Dibz15 avatar Jan 22 '24 16:01 Dibz15

@Dibz15 would it be possible to share the Dockerfile for building it locally. It seems the Convert multiple file script "convert.py" doesn't work, probably because of a missing dependency.

agarwalshashank95 avatar Feb 08 '24 21:02 agarwalshashank95

@agarwalshashank95 You can build off of their image, e.g.

FROM dibz15/marker_docker:latest
RUN pip install ray
RUN pip uninstall -y torch torchvision torchaudio
RUN pip3 install torch torchvision
COPY local.env /usr/src/app/marker/marker/local.env
RUN mkdir /.cache && chmod -R 777 /.cache

with local.env in the same directory as

TORCH_DEVICE="cuda"

and

USER_ID=$(id -u)
GROUP_ID=$(id -g)

docker run --shm-size=10.24gb --gpus all -v "$PDF_DIR_SANITIZED":/pdfs --user $USER_ID:$GROUP_ID marker:latest python convert.py /pdfs/ /pdfs/

That said, it be great if there were a repo managed Dockerfile that we could all reference ...

robinsonkwame avatar Feb 15 '24 22:02 robinsonkwame

I started a repo here that uses @Dibz15 's docker image to generate markdown

robinsonkwame avatar Feb 16 '24 15:02 robinsonkwame

@robinsonkwame Thanks a ton! Didn't realize I could have used the existing Docker itself and built on top of that. This would work perfectly for my use case. But yes I agree, there should be an official docker that we can all refer to.

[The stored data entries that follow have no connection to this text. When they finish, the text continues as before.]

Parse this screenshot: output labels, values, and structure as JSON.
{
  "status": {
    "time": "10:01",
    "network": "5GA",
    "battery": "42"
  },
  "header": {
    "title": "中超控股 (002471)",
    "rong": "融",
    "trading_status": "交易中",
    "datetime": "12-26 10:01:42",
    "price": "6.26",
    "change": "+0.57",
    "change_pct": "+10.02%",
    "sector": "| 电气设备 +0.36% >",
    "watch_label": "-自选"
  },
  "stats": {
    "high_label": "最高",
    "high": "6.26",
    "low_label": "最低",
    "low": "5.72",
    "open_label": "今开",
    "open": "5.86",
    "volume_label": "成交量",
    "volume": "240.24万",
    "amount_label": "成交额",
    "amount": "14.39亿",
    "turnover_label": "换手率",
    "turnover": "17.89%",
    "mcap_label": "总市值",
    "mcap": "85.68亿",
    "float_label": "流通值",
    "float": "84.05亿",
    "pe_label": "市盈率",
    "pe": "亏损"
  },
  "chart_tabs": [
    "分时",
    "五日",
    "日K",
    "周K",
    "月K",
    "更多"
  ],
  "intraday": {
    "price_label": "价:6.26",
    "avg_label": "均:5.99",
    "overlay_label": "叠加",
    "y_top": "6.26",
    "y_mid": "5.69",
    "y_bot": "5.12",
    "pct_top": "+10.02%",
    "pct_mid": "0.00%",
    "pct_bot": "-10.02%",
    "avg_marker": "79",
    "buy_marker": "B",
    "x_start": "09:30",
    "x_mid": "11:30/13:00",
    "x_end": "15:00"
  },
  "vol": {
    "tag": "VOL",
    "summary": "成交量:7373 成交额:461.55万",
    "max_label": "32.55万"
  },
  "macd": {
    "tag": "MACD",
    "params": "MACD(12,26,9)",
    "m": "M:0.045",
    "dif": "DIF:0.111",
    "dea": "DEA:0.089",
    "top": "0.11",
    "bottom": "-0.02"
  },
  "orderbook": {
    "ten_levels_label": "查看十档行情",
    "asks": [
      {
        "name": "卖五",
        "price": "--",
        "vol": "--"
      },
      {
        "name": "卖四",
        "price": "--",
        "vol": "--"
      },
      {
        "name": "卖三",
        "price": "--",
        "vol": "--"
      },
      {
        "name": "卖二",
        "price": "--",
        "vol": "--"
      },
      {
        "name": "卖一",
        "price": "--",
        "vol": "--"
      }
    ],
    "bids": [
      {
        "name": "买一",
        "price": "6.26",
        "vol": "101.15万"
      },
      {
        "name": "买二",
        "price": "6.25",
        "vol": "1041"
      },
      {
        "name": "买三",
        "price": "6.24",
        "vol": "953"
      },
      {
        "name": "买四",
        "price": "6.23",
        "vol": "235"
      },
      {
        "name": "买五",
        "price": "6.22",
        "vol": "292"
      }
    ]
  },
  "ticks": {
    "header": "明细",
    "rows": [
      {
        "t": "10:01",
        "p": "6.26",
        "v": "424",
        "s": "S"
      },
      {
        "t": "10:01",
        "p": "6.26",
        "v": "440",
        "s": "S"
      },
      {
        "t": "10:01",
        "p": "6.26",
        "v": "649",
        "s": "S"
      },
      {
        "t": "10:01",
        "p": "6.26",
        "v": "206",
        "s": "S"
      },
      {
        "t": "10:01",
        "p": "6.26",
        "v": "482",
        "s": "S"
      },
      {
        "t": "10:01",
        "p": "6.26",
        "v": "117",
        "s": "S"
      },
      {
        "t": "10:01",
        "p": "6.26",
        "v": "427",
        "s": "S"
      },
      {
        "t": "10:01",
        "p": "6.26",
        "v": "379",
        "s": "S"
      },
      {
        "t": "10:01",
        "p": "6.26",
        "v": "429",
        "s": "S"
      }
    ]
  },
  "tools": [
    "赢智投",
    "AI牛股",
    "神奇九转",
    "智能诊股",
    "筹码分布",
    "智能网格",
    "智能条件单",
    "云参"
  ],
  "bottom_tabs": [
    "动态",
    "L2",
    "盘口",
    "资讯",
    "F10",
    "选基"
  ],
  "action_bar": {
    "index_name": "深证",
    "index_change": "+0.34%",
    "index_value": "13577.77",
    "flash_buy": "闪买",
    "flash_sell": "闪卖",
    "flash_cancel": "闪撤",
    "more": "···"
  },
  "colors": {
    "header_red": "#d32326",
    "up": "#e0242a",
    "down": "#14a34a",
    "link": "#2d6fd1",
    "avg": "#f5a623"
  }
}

agarwalshashank95 avatar Feb 16 '24 15:02 agarwalshashank95

Hey, sorry I lost track of this. I didn't plan to run mine on a system with CUDA supported, so I didn't even think about that, sorry. Looks like it's been taken care of, though.

Dibz15 avatar Feb 16 '24 15:02 Dibz15

Here's the repo that I hosted the Dockerfile. I forgot to set it public.

Dibz15 avatar Feb 16 '24 15:02 Dibz15

how do I add fast api to this app?

musarehmani291 avatar Jun 12 '24 01:06 musarehmani291